Kayıplar Komitesi Kıbrıslıtürk Üye Ofisi’nden aldığımız bilgilere göre, gaminide ve çevresinde yürütülen kazılarda iki “kayıp” şahıstan geride kalanlar bulunmaya devam ediliyor.

Bu arada bu alanı gösteren değerli okurumuz, bize yeni koordinatlar göndererek St. Hilarion’da bir başka gamini daha keşfettiğini belirtti.

Okurumuz bize yazdığı notta şöyle dedi:

“Sevgül merhaba... Bu koordinatlar bölgede daha önce kazı yapılan  ve küçük kemikler bulunan önceden boşaltılmış gamininin 500 metre ilerisindeki gamininindir… Bu gaminiyi kazma da çok kolaydır. Bence kazmakta yarar var… Belki de bir önceki gaminiden boşaltılan kemikler buradadır. En azından haritaya işlemekte yarar var bu gaminiyi de... Kazılar Koordinatörü Okan Oktay’a bilgi verdim…”
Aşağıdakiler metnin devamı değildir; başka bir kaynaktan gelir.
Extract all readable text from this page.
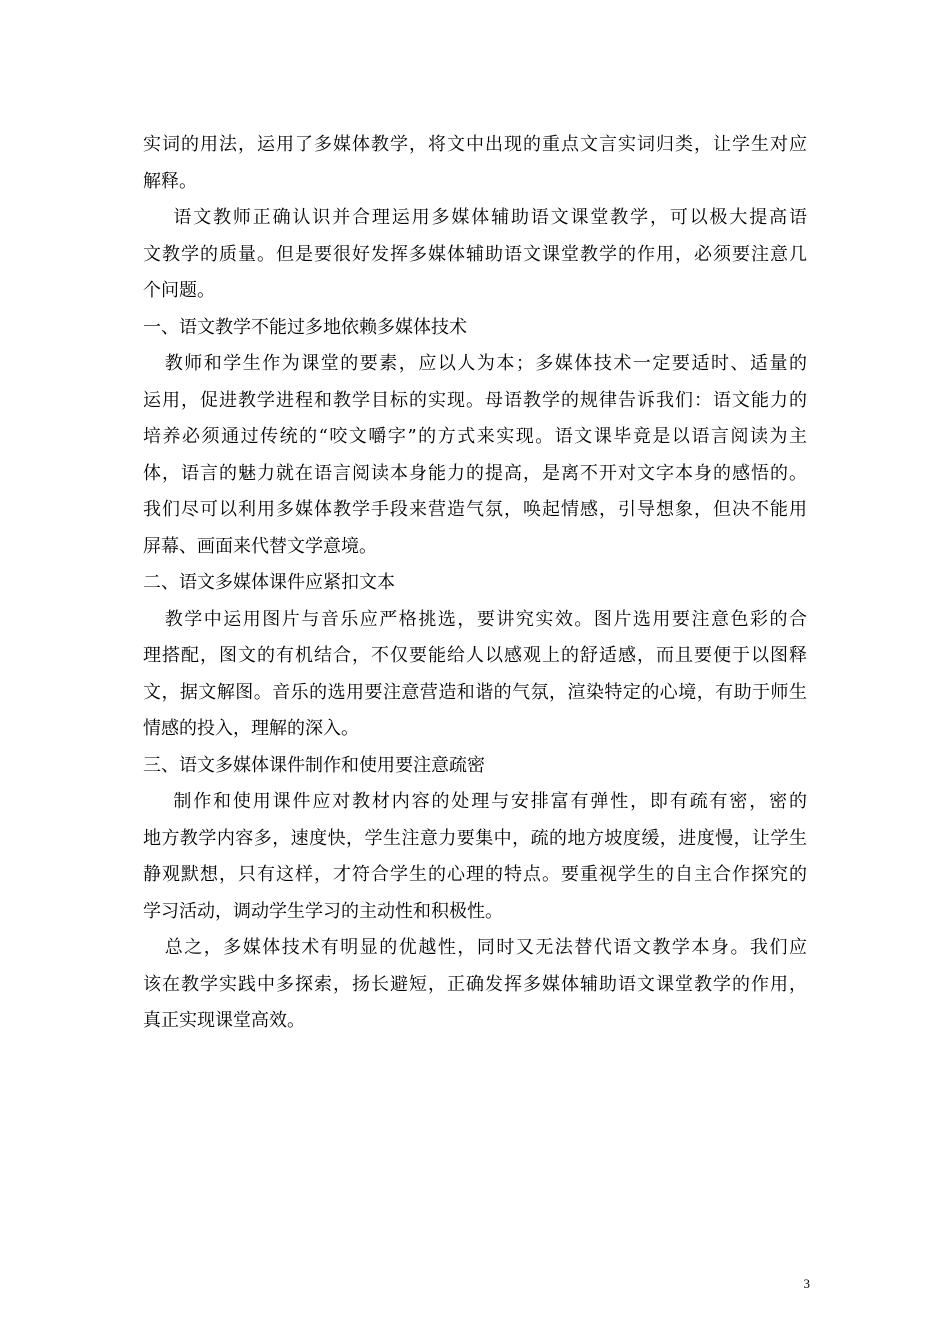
实词的用法，运用了多媒体教学，将文中出现的重点文言实词归类，让学生对应
解释。
语文教师正确认识并合理运用多媒体辅助语文课堂教学，可以极大提高语
文教学的质量。但是要很好发挥多媒体辅助语文课堂教学的作用，必须要注意几
个问题。
一、语文教学不能过多地依赖多媒体技术
教师和学生作为课堂的要素，应以人为本；多媒体技术一定要适时、适量的
运用，促进教学进程和教学目标的实现。母语教学的规律告诉我们：语文能力的
培养必须通过传统的“咬文嚼字”的方式来实现。语文课毕竟是以语言阅读为主
体，语言的魅力就在语言阅读本身能力的提高，是离不开对文字本身的感悟的。
我们尽可以利用多媒体教学手段来营造气氛，唤起情感，引导想象，但决不能用
屏幕、画面来代替文学意境。
二、语文多媒体课件应紧扣文本
教学中运用图片与音乐应严格挑选，要讲究实效。图片选用要注意色彩的合
理搭配，图文的有机结合，不仅要能给人以感观上的舒适感，而且要便于以图释
文，据文解图。音乐的选用要注意营造和谐的气氛，渲染特定的心境，有助于师生
情感的投入，理解的深入。
三、语文多媒体课件制作和使用要注意疏密
制作和使用课件应对教材内容的处理与安排富有弹性，即有疏有密，密的
地方教学内容多，速度快，学生注意力要集中，疏的地方坡度缓，进度慢，让学生
静观默想，只有这样，才符合学生的心理的特点。要重视学生的自主合作探究的
学习活动，调动学生学习的主动性和积极性。
总之，多媒体技术有明显的优越性，同时又无法替代语文教学本身。我们应
该在教学实践中多探索，扬长避短，正确发挥多媒体辅助语文课堂教学的作用，
真正实现课堂高效。
3
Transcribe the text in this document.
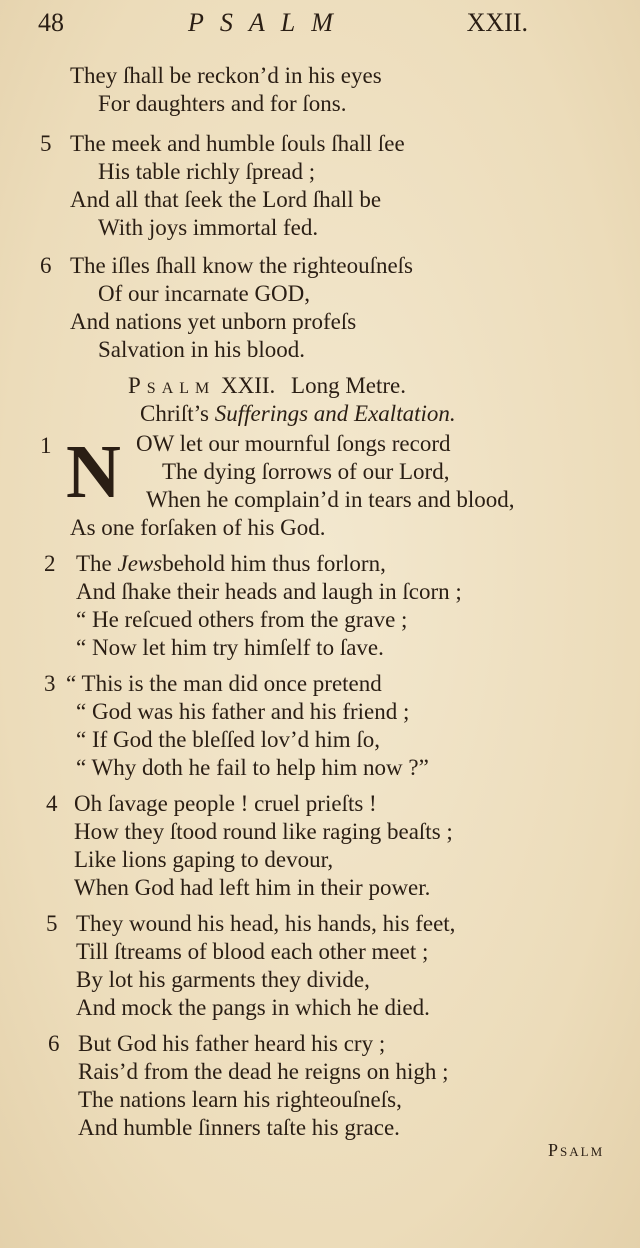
48	PSALM	XXII.
They ſhall be reckon’d in his eyes
For daughters and for ſons.
5 The meek and humble ſouls ſhall ſee
His table richly ſpread ;
And all that ſeek the Lord ſhall be
With joys immortal fed.
6 The iſles ſhall know the righteouſneſs
Of our incarnate GOD,
And nations yet unborn profeſs
Salvation in his blood.
Psalm XXII. Long Metre.
Chriſt’s Sufferings and Exaltation.
1 N OW let our mournful ſongs record
The dying ſorrows of our Lord,
When he complain’d in tears and blood,
As one forſaken of his God.
2 The Jewsbehold him thus forlorn,
And ſhake their heads and laugh in ſcorn ;
“ He reſcued others from the grave ;
“ Now let him try himſelf to ſave.
3 “ This is the man did once pretend
“ God was his father and his friend ;
“ If God the bleſſed lov’d him ſo,
“ Why doth he fail to help him now ?”
4 Oh ſavage people ! cruel prieſts !
How they ſtood round like raging beaſts ;
Like lions gaping to devour,
When God had left him in their power.
5 They wound his head, his hands, his feet,
Till ſtreams of blood each other meet ;
By lot his garments they divide,
And mock the pangs in which he died.
6 But God his father heard his cry ;
Rais’d from the dead he reigns on high ;
The nations learn his righteouſneſs,
And humble ſinners taſte his grace.
Psalm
Bu okurumuza bizlere bu insani yardımlarda bulunduğu için sonsuz teşekkürler.

Kayıplar Komitesi’nin diğer kazıları ise şöyle:

Bir okurumuzun Boğaz’da askeri bölgede sözünü ettiği bölgede yağmurlar nedeniyle ara verilen kazılara devam edilirken, Arçoz’da da yıllar önce bir okurumuzun gösterdiği ve pek çok okurumuzun hakkında bilgi vermiş olduğu bir başka noktada yeni bir kazıya başlandı.

Omorfo’da kilise mezarlığında yürütülen kazılarda 27 şahıstan geride kalanlara ulaşıldı ancak bunların kaçının “kayıp” olduğu ancak laboratuar analizlerinde anlaşılacak.
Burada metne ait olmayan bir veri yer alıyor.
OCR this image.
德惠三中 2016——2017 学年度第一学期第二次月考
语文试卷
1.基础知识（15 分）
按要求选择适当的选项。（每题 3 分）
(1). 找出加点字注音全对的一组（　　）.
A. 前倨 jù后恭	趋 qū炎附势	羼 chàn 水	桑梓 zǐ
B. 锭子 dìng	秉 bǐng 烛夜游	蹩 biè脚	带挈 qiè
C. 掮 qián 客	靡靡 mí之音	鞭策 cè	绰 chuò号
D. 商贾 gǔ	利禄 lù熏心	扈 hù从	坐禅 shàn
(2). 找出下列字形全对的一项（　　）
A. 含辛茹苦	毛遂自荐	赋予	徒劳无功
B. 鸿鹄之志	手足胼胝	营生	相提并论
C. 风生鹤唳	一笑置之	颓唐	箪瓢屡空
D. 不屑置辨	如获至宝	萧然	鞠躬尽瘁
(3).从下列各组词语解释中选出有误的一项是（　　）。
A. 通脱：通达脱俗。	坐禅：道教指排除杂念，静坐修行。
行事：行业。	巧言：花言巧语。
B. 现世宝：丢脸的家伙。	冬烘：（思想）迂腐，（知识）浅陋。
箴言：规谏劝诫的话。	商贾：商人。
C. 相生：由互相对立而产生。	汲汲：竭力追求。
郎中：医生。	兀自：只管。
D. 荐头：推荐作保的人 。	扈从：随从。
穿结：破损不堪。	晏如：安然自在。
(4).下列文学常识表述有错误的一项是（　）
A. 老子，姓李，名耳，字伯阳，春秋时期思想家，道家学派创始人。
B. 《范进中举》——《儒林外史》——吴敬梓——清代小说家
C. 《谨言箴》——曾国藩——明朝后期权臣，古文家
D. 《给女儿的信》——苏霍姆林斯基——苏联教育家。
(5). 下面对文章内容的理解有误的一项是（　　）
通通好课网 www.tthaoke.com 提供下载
Angastina’da (Aslanköy) daha önce üç “kayıp”tan pek az kalıntının bulunduğu bölgede kazılar genişletilirken, Pendaya’da da kuyu kazısı tamamlandı ancak herhangi bir sonuca ulaşılamadı.

Mağusa’da bir diğer kazı da devam ediyor.

Kıbrıs’ın güneyinde ise Vrisulles ve Kutrafa’da kazılar devam ediyor.

Kazı ekiplerindeki tüm arkeologlarımıza, şirocularımıza ve diğer çalışanlara “Çok kolay gelsin” diyoruz.


 “Ünal Ersoy, Enformasyon görevlisi olarak 1974 yılında Muratağa Atlılar, Sandallar toplu mezarlarını filme çektikten sonra duygusal olarak çok etkilenmiş ve bir daha kamerasını eline almayı reddetmişti…”

 

“Güle güle koca adam!”

Ünal Ersoy, bir Enformasyon görevlisi olarak 1974 yılında Muratağa, Atlılar, Sandallar toplu mezarlarını filme çektikten sonra, duygusal olarak çok etkilenmiş ve bir daha kamerasını eline almayı reddetmişti.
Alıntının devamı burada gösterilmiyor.